What’s in a Name?
C
Miracle in Wisconsin
We’ve heard or read about various Marian apparitions around the world and maybe you have wondered why there has never been an approved apparition in the USA. We’ve maybe heard of a a few but most were debunked. One day while browsing for approved apparitions I found an entry for Our Lady of Good Help (in french that would be Notre Dame de Secour). This is an approved apparition which took place in Champion, WI near Green Bay over161 years ago!
In the 1840’s-1850’s this was still pioneer territory, Immigrants were rapidly pouring in from Europe, each bringing their own religious traditions. Many of these came from Belgium. A concerning issue was the lack of any authoritative religious leadership or presence for hundreds of miles around. The situation was ripe for the growth of heresies, laxity and indifference toward religious practices.

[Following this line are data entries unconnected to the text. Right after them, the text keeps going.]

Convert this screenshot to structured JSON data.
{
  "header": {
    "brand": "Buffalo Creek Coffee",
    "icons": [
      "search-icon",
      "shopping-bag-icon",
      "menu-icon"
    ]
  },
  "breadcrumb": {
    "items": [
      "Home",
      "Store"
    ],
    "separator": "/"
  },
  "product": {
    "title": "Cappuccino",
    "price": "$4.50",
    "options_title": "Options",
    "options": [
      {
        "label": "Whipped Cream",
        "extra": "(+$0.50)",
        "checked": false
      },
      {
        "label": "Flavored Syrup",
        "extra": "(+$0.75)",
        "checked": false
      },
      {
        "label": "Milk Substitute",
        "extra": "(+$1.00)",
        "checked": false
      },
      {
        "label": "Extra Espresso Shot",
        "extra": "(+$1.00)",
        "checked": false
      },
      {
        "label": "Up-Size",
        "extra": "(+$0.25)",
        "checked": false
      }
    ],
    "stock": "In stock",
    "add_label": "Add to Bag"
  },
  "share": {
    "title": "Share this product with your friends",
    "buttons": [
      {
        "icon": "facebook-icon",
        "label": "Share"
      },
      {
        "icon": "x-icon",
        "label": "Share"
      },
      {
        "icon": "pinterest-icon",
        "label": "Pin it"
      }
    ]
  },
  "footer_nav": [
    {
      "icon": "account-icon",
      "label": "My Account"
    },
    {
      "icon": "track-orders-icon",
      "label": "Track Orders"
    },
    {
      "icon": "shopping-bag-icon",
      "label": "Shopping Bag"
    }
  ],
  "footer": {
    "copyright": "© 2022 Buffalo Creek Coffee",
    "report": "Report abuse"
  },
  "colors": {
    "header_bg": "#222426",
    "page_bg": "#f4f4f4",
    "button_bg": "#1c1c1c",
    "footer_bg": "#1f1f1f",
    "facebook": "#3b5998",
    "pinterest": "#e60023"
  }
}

People were more concerned with survival in the wilderness. There were few Catholic churches and often only one priest to cover a vast, harsh territory. Religious instruction was scattered, inconsistent and sometimes even erroneous.
Among the Belgians settling around the Upper Peninsula was a young women, Adele Joseph Brise. At a young age she had lost an eye due to an accident with lye. This had to have left scars as well as blindness. However her faith was strong. As a child she had promised the Blessed Virgin Mary that she would one day become an Ursaline nun. Before making her application, her family decided to emigrate to America and they asked her to join them. Adele was torn because of her promise to Mary to enter the Ursalines. She was twenty four. After Mass, she consulted her pastor who advised her to obey her parents.

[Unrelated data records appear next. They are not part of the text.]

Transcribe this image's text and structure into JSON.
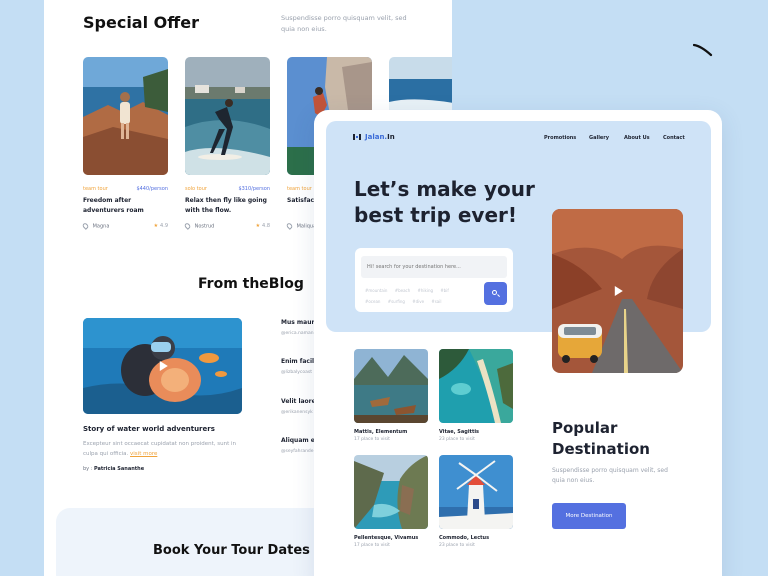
{
  "back": {
    "special_offer": {
      "title": "Special Offer",
      "subtitle": "Suspendisse porro quisquam velit, sed quia non eius.",
      "cards": [
        {
          "tag": "team tour",
          "price": "$440/person",
          "title": "Freedom after adventurers roam",
          "location": "Magna",
          "rating": "4.9"
        },
        {
          "tag": "solo tour",
          "price": "$310/person",
          "title": "Relax then fly like going with the flow.",
          "location": "Nostrud",
          "rating": "4.8"
        },
        {
          "tag": "team tour",
          "price": "",
          "title": "Satisfactio clouds.",
          "location": "Maliqua",
          "rating": ""
        },
        {
          "tag": "",
          "price": "",
          "title": "",
          "location": "",
          "rating": ""
        }
      ]
    },
    "blog": {
      "title": "From theBlog",
      "post_title": "Story of water world adventurers",
      "post_desc": "Excepteur sint occaecat cupidatat non proident, sunt in culpa qui officia.",
      "visit_label": "visit more",
      "by_label": "by :",
      "author": "Patricia Sananthe",
      "side_posts": [
        {
          "title": "Mus mauris leo.",
          "author": "@erica.namani"
        },
        {
          "title": "Enim facilis a cras semp",
          "author": "@lizbalycoast"
        },
        {
          "title": "Velit laoree tincidunt.",
          "author": "@erikanensyk"
        },
        {
          "title": "Aliquam ele posuere eli",
          "author": "@seyfahrande"
        }
      ]
    },
    "book_title": "Book Your Tour Dates N"
  },
  "front": {
    "logo": "Jalan.",
    "logo_suffix": " In",
    "nav": [
      "Promotions",
      "Gallery",
      "About Us",
      "Contact"
    ],
    "hero_title": "Let’s make your best trip ever!",
    "search_placeholder": "Hi! search for your destination here...",
    "chips": [
      "#mountain",
      "#beach",
      "#hiking",
      "#bif",
      "#ocean",
      "#surfing",
      "#dive",
      "#sail"
    ],
    "destinations": [
      {
        "name": "Mattis, Elementum",
        "count": "17 place to visit"
      },
      {
        "name": "Vitae, Sagittis",
        "count": "23 place to visit"
      },
      {
        "name": "Pellentesque, Vivamus",
        "count": "17 place to visit"
      },
      {
        "name": "Commodo, Lectus",
        "count": "23 place to visit"
      }
    ],
    "popular_title": "Popular Destination",
    "popular_desc": "Suspendisse porro quisquam velit, sed quia non eius.",
    "more_button": "More Destination"
  },
  "colors": {
    "background": "#c4def4",
    "accent_blue": "#5470e0",
    "accent_orange": "#f0a33a",
    "hero_bg": "#cfe3f7",
    "text_dark": "#1d2230"
  }
}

Four years later the Brise family was settled in their new country. Adele was walking to the mill with a load of wheat over her shoulder along, with some friends, when she noticed a woman dressed in white among the trees. Before Adele could do anything the woman vanished. Her companions however, saw nothing. Shortly after that she was again walking with friends to attend Mass eleven miles away, when she saw the lady in white for a second time. Again, her companions saw nothing.
After Mass she went to the priest and explained what had happened and asked his advise. He said, “If it happens again say, ‘In God’s name, who are you and what do you want of me?’
We must remember that Adele was not an educated woman and such phenomena were quite foreign to her. On the eleven mile walk home she saw the woman in white again but this time she also wore a yellow sash around her waist. Golden hair flowed over her shoulders and there was a crown of stars on her head. This time Adele fell to her knees and repeated what the priest had told her.
The Lady answered, “I am the Queen of Heaven”. She asked Adele to make a general confession and offer communion for sinners, explaining that if sinners did not convert, Jesus would have to chastise them. Adele’s companions neither saw nor heard anything so Adele told them to kneel because the Queen of Heaven was there.
Mary then explained Adele’s mission. She was to gather the children in this wild country and teach them what they should know for salvation and especially how to approach the Sacraments with reverence. Adele felt totally unqualified but Mary promised to be with her to help her. Obediently, Adele began to teach the local children despite her own lack of education.
In the 1850’s there was only one priest for the entire northeast of the state of Wisconsin. Children were not well instructed in the faith nor well prepared for the reception of the Sacraments. In this very non-Catholic nation immigrants were ripe targets for distortions in doctrine and persecution.
At twenty eight years old Adele began gathering children in her village and even taught those further out in their homes. This eventually expanded to walking in a fifty mile radius to reach remote families. These were dangerous forays through dense forest, inclement weather and hostile peoples included sleeping outside or on the dirt floor in a settlers cabin. This was hard work done in great privation and often experiencing ridicule. For the next fifty years she persevered in accomplishing Mary’s mission. Over time more women joined her and formed a third order of Franciscan sisters for teaching.
Traveling from house to house or town to town was inefficient and time consuming. Eventually the sisters set up a boarding school, St. Mary’s Academy, next to the Chapel of Our Lady of Good Help that had recently been built. The little community suffered trials, persecutions and set backs but were also the site for healings and miracles. The most memorable miracle was in 1871, the Peshtigo Fire.
On October 8, 1871 a large forest fire erupted due to the slash and burn agricultural practices as well as drought. The fire spanned northeastern Wisconsin, including parts of the upper Michigan peninsula, but more pertinent to our story it also included much of the Door peninsula where Adele’s little community and school were located. The fire burned 1,200,000 acres of forest. There were estimated between 1500 and 2500 deaths. But in the wilderness the count could have been higher.
Local residents came with their animals and gathered around Sr. Adele and the community. They prayed through the night for a miracle. Their long prayer vigil was rewarded by a steady soaking rain.
In 2010 the Bishop of Green Bay, WI gave approval of this apparition site which is still witnessing miracles. The site is in present day Champion, WI being named after Adele’s home town in Belgian. The site is now a National Shrine of Our Lady of Good Help.It was designated as such on August 15, 2016. Every year on August 15 there is a great outdoor Mass and procession in honor of Mary’s Assumption.